幽灵正在笼罩着共识协议 — — 多数对手的幽灵。 Dolev and Strang在1983年显示有99%对手的早期可能性。然而,其他作品显示,在同步状态下对手超过50%的不可能结果,似乎与Dolev and Stronch’s相同。 是什么条件? 现在是时候了。 我们应找出这一表面矛盾的关键罪魁祸首:客户的模型细节。 客户是困睡还是永远沉睡? 他们是否静默还是永远沉睡? 验证者能否也沉睡? 我们系统化了四个维度的共识模式( 睡眠/ 双向客户、 沉默/ 沟通客户、 困睡/ / 双向验证器、 同步/ 部分同步/ 平衡 ) , 其中一些是新的, 严格地描述可实现的安全和活性复原力, 与16个模型中的每一种模型的相匹配可能性和不成熟性。 为此,我们统一民俗和早期的结果, 并用新的协议和不可能的理论填补文学中留下的空白。
Article 102
Title@2025-05-24 (6): Recursive Offloading for LLM Serving in Multi-tier Networks
Title: Recursive Offloading for LLM Serving in Multi-tier Networks | Rekursives Offloading für LLM-Serving in Multi-Tier-Netzwerken | 多层网络LLM服务的递归性卸载 2505.16502v2 |
Authors (8): Zhiyuan Wu, Sheng Sun, Yuwei Wang, Min Liu, Bo Gao, Jinda Lu, Zheming Yang, Tian Wen
Heterogeneous device-edge-cloud computing infrastructures have become widely adopted in telecommunication operators and Wide Area Networks (WANs), offering multi-tier computational support for emerging intelligent services. With the rapid proliferation of Large Language Model (LLM) services, efficiently coordinating inference tasks and reducing communication overhead within these multi-tier network architectures becomes a critical deployment challenge. Existing LLM serving paradigms exhibit significant limitations: on-device deployment supports only lightweight LLMs due to hardware constraints, while cloud-centric deployment suffers from resource congestion and considerable prompt communication overhead caused by frequent service requests during peak periods.
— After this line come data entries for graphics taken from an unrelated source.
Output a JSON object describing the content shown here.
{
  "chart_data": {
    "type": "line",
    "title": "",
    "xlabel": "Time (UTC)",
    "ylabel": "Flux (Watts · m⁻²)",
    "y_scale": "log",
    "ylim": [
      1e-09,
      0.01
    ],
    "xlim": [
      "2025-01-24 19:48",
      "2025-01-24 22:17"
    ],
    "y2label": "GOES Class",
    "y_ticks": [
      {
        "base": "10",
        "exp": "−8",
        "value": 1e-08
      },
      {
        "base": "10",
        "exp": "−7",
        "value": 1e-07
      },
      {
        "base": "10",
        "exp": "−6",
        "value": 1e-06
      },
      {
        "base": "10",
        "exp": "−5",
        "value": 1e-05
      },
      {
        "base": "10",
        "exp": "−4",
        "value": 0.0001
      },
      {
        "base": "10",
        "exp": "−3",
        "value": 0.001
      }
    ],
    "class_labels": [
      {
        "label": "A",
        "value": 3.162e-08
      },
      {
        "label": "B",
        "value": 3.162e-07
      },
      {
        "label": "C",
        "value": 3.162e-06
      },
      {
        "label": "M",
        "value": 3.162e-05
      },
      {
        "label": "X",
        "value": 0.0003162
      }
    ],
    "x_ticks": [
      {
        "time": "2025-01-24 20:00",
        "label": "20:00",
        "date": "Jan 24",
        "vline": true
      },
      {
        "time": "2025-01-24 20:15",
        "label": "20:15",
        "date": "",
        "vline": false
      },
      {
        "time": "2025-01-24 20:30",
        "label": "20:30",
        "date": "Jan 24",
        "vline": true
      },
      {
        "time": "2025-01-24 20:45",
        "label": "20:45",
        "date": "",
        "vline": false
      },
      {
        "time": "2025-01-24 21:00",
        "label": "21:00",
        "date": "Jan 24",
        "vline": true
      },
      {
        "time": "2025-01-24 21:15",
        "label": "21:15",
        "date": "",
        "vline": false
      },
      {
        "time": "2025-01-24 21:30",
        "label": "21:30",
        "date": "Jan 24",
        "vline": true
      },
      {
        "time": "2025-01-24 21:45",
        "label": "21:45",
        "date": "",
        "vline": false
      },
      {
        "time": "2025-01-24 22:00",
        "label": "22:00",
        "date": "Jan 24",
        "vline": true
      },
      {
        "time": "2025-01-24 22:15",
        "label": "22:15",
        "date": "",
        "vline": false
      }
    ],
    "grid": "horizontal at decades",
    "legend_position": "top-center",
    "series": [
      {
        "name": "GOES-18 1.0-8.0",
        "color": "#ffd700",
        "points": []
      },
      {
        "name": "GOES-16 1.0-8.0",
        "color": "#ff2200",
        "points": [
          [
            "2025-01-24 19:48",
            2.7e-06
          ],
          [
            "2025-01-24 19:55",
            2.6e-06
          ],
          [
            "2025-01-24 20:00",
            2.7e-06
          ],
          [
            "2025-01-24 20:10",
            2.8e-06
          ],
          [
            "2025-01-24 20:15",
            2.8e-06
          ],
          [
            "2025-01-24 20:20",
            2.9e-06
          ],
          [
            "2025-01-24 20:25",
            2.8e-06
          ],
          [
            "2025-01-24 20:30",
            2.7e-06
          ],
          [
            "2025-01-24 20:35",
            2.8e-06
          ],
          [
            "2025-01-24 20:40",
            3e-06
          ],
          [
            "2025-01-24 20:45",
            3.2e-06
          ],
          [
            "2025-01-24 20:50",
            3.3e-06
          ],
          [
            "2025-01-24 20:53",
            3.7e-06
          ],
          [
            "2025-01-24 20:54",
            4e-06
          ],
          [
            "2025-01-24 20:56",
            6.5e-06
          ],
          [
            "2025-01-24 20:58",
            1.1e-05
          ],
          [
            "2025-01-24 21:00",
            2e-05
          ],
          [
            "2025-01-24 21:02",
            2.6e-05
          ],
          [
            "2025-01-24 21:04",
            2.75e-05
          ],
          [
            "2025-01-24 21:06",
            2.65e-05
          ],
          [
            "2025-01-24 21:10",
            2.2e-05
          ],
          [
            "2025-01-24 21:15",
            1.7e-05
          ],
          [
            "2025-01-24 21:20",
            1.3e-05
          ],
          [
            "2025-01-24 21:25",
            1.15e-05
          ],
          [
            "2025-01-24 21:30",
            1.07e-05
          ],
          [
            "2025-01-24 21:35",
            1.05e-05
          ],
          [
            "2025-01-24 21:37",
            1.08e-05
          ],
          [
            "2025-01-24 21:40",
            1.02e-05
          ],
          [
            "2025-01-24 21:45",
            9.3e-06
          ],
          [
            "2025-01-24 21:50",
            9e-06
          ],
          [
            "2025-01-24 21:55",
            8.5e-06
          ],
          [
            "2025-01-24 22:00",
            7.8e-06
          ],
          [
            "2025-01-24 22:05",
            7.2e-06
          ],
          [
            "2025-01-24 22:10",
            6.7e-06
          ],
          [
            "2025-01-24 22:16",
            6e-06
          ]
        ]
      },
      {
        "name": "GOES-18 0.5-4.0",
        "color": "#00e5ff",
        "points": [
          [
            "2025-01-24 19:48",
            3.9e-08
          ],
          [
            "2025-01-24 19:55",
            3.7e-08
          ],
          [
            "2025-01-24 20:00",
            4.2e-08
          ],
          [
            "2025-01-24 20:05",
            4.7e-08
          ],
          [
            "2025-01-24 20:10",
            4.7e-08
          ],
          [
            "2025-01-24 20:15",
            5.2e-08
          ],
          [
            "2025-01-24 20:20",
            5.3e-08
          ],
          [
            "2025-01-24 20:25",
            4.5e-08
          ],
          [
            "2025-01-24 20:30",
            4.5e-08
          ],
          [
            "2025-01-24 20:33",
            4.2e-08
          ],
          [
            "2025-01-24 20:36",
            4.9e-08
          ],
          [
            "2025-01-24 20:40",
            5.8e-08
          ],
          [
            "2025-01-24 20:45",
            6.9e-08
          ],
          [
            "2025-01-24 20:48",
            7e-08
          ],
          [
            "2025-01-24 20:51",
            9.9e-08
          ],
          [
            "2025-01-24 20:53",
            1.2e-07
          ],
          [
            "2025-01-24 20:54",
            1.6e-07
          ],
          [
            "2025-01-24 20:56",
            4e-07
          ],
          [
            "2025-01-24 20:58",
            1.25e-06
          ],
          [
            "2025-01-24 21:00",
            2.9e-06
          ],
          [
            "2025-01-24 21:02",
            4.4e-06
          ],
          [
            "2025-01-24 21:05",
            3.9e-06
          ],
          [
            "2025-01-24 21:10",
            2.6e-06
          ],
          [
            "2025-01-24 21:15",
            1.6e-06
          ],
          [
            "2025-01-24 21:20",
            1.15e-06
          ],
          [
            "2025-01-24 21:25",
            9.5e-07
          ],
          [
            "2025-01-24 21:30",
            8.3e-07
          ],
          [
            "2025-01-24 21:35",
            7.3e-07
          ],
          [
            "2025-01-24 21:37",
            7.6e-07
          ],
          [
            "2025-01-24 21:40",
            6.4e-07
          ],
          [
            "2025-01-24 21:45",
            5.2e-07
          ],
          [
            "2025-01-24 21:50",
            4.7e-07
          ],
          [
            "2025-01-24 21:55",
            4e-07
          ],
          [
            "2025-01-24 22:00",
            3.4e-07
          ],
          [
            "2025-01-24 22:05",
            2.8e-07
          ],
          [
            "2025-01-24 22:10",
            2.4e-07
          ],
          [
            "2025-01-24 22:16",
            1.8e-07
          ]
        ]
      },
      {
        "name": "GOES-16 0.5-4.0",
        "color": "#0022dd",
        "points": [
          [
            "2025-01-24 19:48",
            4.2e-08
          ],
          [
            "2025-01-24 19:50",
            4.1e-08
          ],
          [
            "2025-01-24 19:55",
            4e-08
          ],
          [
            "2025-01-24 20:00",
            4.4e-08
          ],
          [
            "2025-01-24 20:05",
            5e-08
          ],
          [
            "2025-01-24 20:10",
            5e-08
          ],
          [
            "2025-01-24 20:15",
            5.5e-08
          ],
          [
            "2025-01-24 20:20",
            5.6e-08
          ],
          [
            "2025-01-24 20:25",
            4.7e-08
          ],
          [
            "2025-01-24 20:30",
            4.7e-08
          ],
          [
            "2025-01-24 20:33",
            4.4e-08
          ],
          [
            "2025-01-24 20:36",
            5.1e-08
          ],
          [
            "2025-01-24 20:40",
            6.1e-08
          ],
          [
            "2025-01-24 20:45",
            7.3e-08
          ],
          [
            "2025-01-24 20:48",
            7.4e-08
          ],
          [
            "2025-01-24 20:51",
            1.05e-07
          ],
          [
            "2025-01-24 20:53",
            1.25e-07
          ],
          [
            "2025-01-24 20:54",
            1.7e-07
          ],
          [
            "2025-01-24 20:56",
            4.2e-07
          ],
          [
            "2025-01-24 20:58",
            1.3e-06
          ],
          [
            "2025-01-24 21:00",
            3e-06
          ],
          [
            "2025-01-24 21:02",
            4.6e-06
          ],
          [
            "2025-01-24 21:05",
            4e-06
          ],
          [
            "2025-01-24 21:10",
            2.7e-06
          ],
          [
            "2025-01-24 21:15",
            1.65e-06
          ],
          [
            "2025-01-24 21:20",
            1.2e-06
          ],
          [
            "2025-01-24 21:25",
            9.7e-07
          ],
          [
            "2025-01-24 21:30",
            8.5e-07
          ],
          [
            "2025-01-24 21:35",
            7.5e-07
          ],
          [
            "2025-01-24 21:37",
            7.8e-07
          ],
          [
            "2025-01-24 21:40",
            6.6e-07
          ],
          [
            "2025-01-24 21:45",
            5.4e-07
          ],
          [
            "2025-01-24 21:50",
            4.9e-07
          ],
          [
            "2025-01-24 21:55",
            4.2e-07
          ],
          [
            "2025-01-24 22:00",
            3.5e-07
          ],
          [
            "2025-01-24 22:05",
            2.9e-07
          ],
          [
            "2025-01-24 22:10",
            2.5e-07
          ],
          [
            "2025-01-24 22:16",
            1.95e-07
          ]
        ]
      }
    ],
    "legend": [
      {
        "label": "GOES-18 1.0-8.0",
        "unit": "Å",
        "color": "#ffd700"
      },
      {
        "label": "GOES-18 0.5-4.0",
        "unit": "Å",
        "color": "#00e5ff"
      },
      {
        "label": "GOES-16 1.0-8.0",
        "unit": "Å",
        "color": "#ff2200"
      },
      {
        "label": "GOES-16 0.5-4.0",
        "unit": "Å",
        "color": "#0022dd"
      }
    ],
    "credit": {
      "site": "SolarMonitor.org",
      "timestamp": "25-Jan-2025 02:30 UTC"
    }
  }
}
Although the model-cascading-based inference strategy adapts better to multi-tier networks, its reliance on fine-grained, manually adjusted thresholds makes it less responsive to dynamic network conditions and varying task complexities. To address these challenges, we propose RecServe, a recursive offloading framework tailored for LLM serving in multi-tier networks. RecServe integrates a task-specific hierarchical confidence evaluation mechanism that guides offloading decisions based on inferred task complexity in progressively scaled LLMs across device, edge, and cloud tiers. To further enable intelligent task routing across tiers, RecServe employs a sliding-window-based dynamic offloading strategy with quantile interpolation, enabling real-time tracking of historical confidence distributions and adaptive offloading threshold adjustments. Experiments on eight datasets demonstrate that RecServe outperforms CasServe in both service quality and communication efficiency, and reduces the communication burden by over 50\% compared to centralized cloud-based serving.
电讯运营商和广域网(广域网)广泛采用高频装置-隐蔽的计算机基础设施,为新兴智能服务提供多层次的计算支持。随着大型语言模型(LLM)服务的迅速扩散,高效协调推论任务和减少这些多层网络架构内的通信间接费用已成为一项关键的部署挑战。现有的LLM服务模式显示出了巨大的局限性:由于硬件限制,在设计上部署仅支持轻量的LLMS,而以云为中心的部署则由于高峰期服务请求频繁导致的资源拥堵和相当迅速的通信负担管理而受到影响。尽管基于模型的递增质量推断战略更适应多层次网络,但依赖精细的、手工调整的阈值使其对动态网络条件和不同的任务复杂性反应较少。为了应对这些挑战,我们建议RecService,一个为LMS服务在多层网络中服务而定制的循环式卸载框架。 REService整合了一个针对具体任务的等级信任评价机制,用以指导根据不断递增的LMSLM系统在设备、边缘、云层和云层轨道上进行递增的50级递增的递增的递越级递增的递越级递增的递增的LIMLM战略,从而进一步降低了对历史级的递增的递增的递增的递增的递增的递增的递升的递增的递升的递升的递增的LMLODFTLULUTFTFTFTFTLFTLF的递增性战略。